Decaf (or decaffeinated) coffee is simply coffee with a very small amount of caffeine in a serving size. While almost all decaf coffee has some caffeine content, it is a small fraction of a normal cup of coffee’s caffeine level. This makes it popular for people with restrictions and sensitivities to higher caffeine levels, or for individuals trying to remove caffeine from their diet completely. We are going to have a look at the pros and cons of decaf coffee for you to decide which one you would prefer.
Related: How decaf coffee is different.
What Is Decaf Coffee?
Decaf coffee can come from the same raw coffee beans as any regular cup of coffee. The difference is in the process the beans undergo to remove the caffeine content. Decaf coffee beans are soaked or repeatedly rinsed in some kind of solvent, either organic or chemical, until all or most of the caffeine from the beans is absorbed or rinsed away by the solvent.
Chemical-based decaffeination processes use methyl chloride as the solvent to remove the caffeine from coffee beans. Water-based methods soak the beans until saturated, and often perform multiple rinses after soaking. Carbon Dioxide can be used with water methods to help filter the caffeine when rinsing the coffee beans.
Decaffeination is often done before the beans are roasted or ground, but caffeine removal sometimes takes place after the beans have been steamed or roasted. The decaffeination process removes over 90% of the caffeine from the coffee beans, with the caffeine in a cup of decaf ranging from 3 to 15mg of caffeine.

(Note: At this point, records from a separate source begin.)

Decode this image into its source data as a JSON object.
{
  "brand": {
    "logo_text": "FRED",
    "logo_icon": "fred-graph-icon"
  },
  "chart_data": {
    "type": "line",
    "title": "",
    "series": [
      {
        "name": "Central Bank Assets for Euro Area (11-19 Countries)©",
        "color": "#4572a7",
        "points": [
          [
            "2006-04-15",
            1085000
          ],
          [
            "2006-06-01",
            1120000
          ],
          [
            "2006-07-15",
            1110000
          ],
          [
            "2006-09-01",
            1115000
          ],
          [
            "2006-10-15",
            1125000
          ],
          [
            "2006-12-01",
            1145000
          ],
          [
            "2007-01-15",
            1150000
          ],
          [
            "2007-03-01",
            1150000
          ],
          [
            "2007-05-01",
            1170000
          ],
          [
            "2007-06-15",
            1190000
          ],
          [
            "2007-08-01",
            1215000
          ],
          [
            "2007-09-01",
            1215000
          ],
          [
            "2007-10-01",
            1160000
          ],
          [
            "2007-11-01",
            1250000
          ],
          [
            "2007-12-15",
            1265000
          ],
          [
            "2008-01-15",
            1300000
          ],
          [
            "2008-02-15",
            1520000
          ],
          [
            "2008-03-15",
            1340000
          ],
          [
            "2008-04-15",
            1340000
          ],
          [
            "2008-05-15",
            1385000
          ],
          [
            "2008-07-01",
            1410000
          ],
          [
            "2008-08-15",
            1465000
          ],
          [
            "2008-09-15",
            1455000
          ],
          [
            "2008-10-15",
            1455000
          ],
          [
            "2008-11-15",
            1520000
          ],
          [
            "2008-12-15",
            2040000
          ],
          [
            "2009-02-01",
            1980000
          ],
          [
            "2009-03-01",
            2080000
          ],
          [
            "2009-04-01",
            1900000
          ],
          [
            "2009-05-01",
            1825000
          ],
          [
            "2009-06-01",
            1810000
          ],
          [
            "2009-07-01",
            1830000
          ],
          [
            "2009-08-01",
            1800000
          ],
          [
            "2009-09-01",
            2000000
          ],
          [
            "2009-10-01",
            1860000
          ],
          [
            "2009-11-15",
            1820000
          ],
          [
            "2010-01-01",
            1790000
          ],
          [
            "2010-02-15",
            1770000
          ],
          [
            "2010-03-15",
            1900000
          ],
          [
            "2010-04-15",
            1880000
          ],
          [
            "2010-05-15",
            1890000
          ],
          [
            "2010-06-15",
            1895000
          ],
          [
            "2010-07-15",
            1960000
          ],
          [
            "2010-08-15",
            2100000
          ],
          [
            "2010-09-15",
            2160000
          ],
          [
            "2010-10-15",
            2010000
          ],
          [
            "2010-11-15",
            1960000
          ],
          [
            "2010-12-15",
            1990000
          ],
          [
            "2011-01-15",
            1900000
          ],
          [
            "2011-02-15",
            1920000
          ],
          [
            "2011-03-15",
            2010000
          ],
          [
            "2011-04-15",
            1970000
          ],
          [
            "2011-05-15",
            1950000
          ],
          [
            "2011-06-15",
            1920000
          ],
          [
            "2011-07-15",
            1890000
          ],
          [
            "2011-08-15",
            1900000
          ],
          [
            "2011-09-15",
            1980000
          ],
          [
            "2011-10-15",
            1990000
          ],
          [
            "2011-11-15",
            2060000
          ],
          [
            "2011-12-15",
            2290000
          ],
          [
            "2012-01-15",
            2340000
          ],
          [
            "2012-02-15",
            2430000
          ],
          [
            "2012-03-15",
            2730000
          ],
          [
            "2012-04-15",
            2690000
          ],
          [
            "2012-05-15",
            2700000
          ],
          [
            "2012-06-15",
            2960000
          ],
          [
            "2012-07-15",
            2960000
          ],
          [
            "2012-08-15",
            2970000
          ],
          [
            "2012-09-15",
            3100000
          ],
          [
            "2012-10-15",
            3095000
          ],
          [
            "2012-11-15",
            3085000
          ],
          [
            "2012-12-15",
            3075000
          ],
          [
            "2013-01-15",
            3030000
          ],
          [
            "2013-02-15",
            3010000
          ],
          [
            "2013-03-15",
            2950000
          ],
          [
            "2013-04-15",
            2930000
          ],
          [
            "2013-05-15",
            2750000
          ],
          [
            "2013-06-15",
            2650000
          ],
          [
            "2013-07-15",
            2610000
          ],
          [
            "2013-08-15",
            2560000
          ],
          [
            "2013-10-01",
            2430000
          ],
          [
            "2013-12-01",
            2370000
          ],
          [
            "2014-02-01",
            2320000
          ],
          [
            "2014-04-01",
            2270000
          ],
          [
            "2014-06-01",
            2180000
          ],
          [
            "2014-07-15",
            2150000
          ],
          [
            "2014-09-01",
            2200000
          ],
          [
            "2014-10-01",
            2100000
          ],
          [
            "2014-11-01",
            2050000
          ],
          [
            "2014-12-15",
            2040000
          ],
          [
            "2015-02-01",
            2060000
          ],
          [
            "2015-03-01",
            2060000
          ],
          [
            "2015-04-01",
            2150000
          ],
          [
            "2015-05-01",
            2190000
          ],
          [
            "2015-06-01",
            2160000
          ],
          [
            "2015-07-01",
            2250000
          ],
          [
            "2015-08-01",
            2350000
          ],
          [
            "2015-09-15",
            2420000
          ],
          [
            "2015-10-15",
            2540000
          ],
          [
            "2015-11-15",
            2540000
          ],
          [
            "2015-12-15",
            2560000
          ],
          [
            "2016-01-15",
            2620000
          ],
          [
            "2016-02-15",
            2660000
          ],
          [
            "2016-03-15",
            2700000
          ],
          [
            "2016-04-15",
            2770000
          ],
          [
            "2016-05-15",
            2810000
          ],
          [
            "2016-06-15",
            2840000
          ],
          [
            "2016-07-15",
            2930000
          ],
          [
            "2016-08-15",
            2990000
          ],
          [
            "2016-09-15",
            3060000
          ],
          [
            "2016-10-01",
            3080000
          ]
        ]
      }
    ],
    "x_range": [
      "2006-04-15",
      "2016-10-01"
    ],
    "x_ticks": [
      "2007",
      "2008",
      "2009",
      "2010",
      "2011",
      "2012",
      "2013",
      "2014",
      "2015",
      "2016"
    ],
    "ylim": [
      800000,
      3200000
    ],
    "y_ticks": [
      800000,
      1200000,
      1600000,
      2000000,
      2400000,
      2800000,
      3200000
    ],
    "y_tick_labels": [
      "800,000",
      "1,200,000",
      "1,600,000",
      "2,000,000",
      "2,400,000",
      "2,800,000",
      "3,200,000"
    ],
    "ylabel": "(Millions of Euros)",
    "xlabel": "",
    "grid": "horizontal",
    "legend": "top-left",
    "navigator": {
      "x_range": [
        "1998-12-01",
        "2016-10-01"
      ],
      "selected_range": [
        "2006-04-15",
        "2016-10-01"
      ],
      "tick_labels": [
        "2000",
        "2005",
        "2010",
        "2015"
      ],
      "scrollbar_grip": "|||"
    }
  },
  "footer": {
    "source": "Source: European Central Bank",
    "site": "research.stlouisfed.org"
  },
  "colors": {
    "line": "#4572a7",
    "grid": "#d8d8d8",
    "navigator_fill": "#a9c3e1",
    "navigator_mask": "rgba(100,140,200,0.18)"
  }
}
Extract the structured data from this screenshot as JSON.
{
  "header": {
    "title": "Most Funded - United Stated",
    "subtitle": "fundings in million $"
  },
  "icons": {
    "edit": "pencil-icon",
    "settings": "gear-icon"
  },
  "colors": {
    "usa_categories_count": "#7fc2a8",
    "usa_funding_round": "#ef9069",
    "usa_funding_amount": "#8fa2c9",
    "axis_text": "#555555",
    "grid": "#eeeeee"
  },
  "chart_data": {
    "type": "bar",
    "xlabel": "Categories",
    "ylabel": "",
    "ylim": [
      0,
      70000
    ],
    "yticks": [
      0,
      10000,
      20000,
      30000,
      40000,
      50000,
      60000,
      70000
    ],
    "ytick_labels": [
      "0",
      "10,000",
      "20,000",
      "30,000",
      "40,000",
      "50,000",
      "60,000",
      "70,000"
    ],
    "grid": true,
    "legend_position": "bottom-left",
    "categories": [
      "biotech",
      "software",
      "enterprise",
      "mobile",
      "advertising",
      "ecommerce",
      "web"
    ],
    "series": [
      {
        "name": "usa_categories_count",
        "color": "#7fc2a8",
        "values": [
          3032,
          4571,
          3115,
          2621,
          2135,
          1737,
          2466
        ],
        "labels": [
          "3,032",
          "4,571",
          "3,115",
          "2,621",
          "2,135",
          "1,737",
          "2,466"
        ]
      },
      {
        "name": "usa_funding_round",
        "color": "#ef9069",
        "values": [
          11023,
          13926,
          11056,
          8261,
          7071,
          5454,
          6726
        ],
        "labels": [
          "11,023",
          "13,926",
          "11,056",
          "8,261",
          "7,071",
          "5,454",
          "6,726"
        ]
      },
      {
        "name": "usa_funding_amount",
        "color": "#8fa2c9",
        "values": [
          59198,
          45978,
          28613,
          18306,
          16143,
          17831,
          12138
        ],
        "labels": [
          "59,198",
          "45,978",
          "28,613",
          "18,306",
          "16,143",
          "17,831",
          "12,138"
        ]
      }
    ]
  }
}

After processing, the grinding and brewing methods of decaffeinated coffee beans can be identical to normal coffee beans. The process of removing caffeine does not change the brewing qualities of the beans, so they are versatile in use. However, decaf coffee is usually lighter in flavor and may not have as strong of a taste as regularly processed coffee beans.
Let’s take a look at the pros and cons of decaf coffee.
Pros of Decaf Coffee?
While fully caffeinated coffee does not pose any immediate health risks for most individuals, anxiety, pregnancy, caffeine sensitivity, or a number of other factors may inspire some coffee drinkers to switch to a decaf coffee option. Decaf coffee offers a variety of benefits, including:
- The main benefit is that the coffee contains a very small amount of caffeine, which is helpful for individuals attempting to limit their caffeine intake.
- Decaf contains limited or no side effects that are associated with traditional coffee. Those side effects include insomnia, headaches, anxiety, and others.
- Decaf coffee can also limit digestion issues that some experience from regular coffee intake. This is partially due to the lower levels of acid in decaf coffee.
- Decaf can be consumed easier along with medications. While the caffeine levels in regular coffee may lessen the effectiveness of some medications or increase the risks of side effects, decaf coffee can minimize these impacts.
- Like regular coffee, decaf coffee contains antioxidants that assist the immune system.
- Decaf increases liver enzyme levels and overall liver health.
Cons of Decaf Coffee?
- Decaf coffee is often made with lower-quality coffee beans. These beans often have a higher fat content, which can be unhealthy when consumed in larger quantities. High-fat beans can increase cholesterol over extended periods of time.
- Some decaf coffee is decaffeinated through chemical processes. Trace amounts of chemicals can remain on the beans, damaging the flavor of the coffee. Trace chemicals can also be harmful when consumed regularly, including neurological effects.
- Naturally decaffeinated coffees can be more expensive since natural decaf processes are more time-consuming.
- Some studies suggest that decaf coffee can increase inflammation. This can be especially harmful for individuals already experiencing inflammatory diseases, including forms of arthritis.
How to Choose the Best Decaf?
Just like standard coffee varietals, there are factors to consider when choosing the best decaf coffee. The roasting of the beans can impact the coffee just like regular coffee. Decaf coffee still contains trace amounts of caffeine and roast types can impact how large that trace is. Lighter roasts of decaf coffee may contain a higher caffeine level when compared to darker roasts of decaf.
Choosing an organic decaf coffee reduces or eliminates potential chemical exposure. Since organic decaf coffees use water-based decaffeination methods, these coffees will not cause long-term exposure of trace chemicals. Ultimately, it is still important for each coffee drinker to find a coffee that they enjoy in addition to considering the various health effects.
Decaf coffee can share some of the same tasting notes, bean characteristics, roasting differences, and brewing methods as regular coffee. However, there are additional processes and health factors to consider when choosing a decaf coffee for everyday use. No matter what, coffee can be an extremely beneficial beverage and a great start to the morning. The higher the quality of the decaf coffee, the better the taste and safer the decaffeination process of that bean will be.
The Final Sip
Ultimately, there are pros and cons to everything in the coffee world and life as it happens. It will come down to your personal preferences in taste and quality at the end of the day. However, it’s always worth knowing the pros and cons of decaf coffee, the good and the bad, so you can weigh up your decision.